Профессор Мерриам, несомненно, был великим знатоком греческой литературы, но Билгарз был прекрасным греческим гусляром, и когда он пел под аккомпанимент цитры стихи «Иллиады», мне казалось, что он был воплощением Гомера. Находясь между Билгарзом и профессором Мерриамом, я не мог не посвящать большую часть своего студенческого времени изучению греческой литературы. Я никогда не раскаивался в этом и сожалею, что академические аудитории американских колледжей сегодня не оглашаются больше торжественным греческим ритмом, который я впервые услышал на чердаке фабричного здания на Кортланд-стрит. Билгарз исчез с Кортланд-стрит незадолго перед моим выпуском из колледжа, оставив мне на память цитру и старое издание «Илиады» Гомера, опубликованной знаменитым немецким филологом Диндорфом. С тех пор я его не видел, но никогда не забуду. Он был первым, кто обратил мое внимание на древнюю цивилизацию, духовная красота которой возбуждала мое юное воображение, и чем больше я изучал ее, тем сильнее был у меня интерес к ней. Я часто вспоминаю почти фанатическую ненависть Билгарза к машинам и хотел бы знать, что бы он сказал сегодня, если бы услышал пианолу, граммофон и радиовещание, не говоря уже о драматических ужасах кинематографа.

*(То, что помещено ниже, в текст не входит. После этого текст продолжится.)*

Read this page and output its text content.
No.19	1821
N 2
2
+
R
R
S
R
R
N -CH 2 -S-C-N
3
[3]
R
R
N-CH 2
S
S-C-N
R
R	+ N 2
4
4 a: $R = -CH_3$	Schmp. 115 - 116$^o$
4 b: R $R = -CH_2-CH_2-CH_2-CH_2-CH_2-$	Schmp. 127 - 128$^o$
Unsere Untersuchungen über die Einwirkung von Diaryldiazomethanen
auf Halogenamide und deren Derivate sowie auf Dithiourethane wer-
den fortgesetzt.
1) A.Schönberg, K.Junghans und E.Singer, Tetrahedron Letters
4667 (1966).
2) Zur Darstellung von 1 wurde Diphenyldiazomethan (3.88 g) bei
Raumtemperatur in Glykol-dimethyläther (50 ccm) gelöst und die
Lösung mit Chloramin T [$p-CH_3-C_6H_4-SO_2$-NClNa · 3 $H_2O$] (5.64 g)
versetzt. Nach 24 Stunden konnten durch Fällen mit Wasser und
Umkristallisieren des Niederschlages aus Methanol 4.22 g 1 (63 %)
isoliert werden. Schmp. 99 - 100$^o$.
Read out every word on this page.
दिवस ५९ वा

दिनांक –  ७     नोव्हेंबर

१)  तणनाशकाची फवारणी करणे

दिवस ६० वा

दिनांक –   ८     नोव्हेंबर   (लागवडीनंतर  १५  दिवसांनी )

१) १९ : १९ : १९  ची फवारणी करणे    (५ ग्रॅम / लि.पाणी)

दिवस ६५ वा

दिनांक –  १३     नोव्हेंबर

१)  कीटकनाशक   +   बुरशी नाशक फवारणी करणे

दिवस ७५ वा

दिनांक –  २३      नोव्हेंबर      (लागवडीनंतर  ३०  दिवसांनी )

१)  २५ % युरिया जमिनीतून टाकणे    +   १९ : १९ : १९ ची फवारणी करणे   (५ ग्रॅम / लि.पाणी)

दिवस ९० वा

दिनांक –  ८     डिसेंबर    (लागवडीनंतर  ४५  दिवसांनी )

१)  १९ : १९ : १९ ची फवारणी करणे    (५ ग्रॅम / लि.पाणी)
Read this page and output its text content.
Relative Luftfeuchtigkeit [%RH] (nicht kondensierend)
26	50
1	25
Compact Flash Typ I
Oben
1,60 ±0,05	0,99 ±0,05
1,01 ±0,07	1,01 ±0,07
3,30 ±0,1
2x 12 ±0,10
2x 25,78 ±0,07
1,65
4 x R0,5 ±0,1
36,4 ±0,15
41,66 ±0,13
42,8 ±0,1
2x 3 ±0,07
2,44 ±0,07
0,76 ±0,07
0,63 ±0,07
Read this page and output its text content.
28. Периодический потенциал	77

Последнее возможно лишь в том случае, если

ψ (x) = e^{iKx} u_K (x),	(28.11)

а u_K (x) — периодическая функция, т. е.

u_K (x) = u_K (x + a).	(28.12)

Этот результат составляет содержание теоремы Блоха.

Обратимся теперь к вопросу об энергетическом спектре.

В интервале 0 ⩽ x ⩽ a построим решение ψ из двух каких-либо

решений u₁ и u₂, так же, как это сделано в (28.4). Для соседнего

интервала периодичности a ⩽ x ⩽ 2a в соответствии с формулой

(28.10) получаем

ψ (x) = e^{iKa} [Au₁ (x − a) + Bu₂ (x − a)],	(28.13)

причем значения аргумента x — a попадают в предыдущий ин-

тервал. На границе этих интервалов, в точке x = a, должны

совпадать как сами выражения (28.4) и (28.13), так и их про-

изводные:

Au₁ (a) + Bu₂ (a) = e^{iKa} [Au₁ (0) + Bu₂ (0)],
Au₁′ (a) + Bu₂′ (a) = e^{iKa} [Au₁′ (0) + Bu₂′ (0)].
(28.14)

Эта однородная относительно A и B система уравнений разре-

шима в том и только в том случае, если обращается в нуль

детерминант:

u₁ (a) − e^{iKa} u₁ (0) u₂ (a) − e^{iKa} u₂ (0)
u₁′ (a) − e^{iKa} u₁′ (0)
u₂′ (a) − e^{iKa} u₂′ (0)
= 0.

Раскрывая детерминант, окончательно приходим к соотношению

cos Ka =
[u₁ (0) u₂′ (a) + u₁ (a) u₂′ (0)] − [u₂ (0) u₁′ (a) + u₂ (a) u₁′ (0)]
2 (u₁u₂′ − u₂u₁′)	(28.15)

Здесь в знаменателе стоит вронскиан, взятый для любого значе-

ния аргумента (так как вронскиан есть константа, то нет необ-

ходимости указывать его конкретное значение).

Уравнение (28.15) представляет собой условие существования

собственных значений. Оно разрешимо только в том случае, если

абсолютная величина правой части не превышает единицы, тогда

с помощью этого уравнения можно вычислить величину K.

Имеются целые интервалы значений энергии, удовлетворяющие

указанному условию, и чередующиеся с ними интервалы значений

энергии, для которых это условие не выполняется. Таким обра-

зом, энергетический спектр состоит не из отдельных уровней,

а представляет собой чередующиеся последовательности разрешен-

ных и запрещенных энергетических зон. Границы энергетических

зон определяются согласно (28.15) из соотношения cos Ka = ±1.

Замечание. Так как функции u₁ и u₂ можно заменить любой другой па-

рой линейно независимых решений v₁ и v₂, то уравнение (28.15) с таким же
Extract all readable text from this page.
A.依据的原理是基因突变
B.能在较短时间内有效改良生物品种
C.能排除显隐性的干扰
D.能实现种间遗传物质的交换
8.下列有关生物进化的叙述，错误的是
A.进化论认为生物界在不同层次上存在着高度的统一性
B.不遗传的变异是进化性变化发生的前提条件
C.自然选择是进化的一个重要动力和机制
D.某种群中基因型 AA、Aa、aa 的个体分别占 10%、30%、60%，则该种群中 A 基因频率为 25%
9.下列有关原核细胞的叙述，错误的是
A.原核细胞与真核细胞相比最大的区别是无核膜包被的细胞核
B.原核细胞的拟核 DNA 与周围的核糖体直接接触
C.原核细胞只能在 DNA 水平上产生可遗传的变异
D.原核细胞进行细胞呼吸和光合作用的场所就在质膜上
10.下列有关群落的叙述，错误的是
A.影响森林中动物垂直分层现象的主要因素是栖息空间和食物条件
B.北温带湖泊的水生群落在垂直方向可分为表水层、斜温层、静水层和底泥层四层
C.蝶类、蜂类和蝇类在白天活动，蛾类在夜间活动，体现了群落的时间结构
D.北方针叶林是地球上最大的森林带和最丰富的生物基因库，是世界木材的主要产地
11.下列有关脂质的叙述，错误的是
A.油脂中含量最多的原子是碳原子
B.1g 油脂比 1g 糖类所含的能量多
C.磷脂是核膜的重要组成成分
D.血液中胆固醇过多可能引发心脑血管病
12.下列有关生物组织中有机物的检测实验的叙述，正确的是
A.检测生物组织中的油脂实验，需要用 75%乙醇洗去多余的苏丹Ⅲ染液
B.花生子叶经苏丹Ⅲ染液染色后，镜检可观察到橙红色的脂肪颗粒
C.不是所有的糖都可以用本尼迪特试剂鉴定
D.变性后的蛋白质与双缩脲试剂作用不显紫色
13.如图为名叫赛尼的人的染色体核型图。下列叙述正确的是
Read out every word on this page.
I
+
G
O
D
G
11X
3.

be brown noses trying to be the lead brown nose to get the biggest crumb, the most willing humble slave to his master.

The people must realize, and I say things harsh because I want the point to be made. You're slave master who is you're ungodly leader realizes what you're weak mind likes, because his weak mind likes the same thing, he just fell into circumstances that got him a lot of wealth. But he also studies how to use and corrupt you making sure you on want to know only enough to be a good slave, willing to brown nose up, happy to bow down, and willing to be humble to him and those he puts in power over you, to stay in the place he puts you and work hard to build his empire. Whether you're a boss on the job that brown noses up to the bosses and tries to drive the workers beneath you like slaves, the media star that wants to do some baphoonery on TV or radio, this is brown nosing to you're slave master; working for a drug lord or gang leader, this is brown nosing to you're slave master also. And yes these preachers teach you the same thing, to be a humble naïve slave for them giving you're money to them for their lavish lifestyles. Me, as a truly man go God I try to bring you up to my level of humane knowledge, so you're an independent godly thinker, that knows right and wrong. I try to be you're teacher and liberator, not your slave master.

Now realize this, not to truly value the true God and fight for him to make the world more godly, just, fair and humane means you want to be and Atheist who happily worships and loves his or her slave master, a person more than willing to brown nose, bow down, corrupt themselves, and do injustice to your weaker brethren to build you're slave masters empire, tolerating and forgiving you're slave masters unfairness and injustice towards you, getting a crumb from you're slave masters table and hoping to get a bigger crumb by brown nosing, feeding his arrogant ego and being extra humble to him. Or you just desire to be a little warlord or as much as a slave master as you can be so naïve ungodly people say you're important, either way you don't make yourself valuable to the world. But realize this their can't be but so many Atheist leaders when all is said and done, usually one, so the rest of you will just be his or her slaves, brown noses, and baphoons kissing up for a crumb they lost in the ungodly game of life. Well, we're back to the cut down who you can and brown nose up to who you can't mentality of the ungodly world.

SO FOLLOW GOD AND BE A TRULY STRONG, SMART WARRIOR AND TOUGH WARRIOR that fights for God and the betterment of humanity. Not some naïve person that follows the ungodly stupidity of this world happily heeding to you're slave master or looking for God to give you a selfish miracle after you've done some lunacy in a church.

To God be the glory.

С другой стороны, с первых же дней после высадки в Касл-Гардене я стремился понять американскую жизнь и усвоить ту духовную пищу, которую давала мне окружающая среда. Эту среду я хотел понять. Моя подготовка к поступлению в колледж рассеивала то там, то здесь туманную завесу, мешавшую мне ясно видеть очертания американской цивилизации. Колумбийский колледж поставил меня в контакт с жизнью американского студенчества и с людьми большой научной репутации и замечательного обаяния. Они помогли мне рассеять этот туман, и вот в ясных лучах их учености я увидел цельный образ того, что, по моему мнению, должно было представлять американскую цивилизацию: прекрасную дочь прекрасной матери – англо-саксонской цивилизации. Когда я вспоминаю о днях моего прозрения, мне всегда приходит на память ода Горация, которая начинается стихами:
Изучение и размышления над этими двумя цивилизациями, древней культурой Греции и новой цивилизацией англо-саксов, казавшиеся мне двумя величайшими цивилизациями в истории человечества, отодвигали другие предметы программы как бы на задний план, хотя я и удостоился нескольких премий по точным наукам и никогда не оставлял мысли о том, что моя будущая работа будет проходить именно в области точных наук.
Но есть и другая причина и, пожалуй, самая веская, почему точные науки занимают мало места в предыдущем рассказе о моей студенческой карьере в Колумбийском колледже. Преподавание точных наук в те дни было очень элементарным не только в Колумбийском колледже, но и в большинстве американских колледжей. Так, например, лабораторная работа по физике и химии не входила в программу Колумбийского колледжа и лекции давали мне меньше сведений по физике, чем я знал из моего чтения популярных книжек Тиндаля, а также из курса Купер-Юниона до поступления в колледж. Вопрос: «Что такое свет?» я привез с пастбищ моего родного села, и профессор физики в Колумбийском колледже не давал на него никакого ответа, отсылая лишь к колебаниям в эфире, физические особенности которого он, по его признанию, не мог удовлетворительно охарактеризовать. В этом отношении он, казалось, в своих знаниях стоял не на много выше моего скромного учителя в Панчеве Коса. Мой наставник Рудерферд всегда интересовался этим вопросом, как и многими другими важными вопросами науки, и с большим удовольствием беседовал о них со мною. Он первый сообщил мне, что знаменитый вопрос «Что такое свет?» будет, пожалуй, разрешен, когда нам станет яснее новая электрическая теория, выдвинутая шотландским физиком Максвеллом, который был учеником великого Фарадея.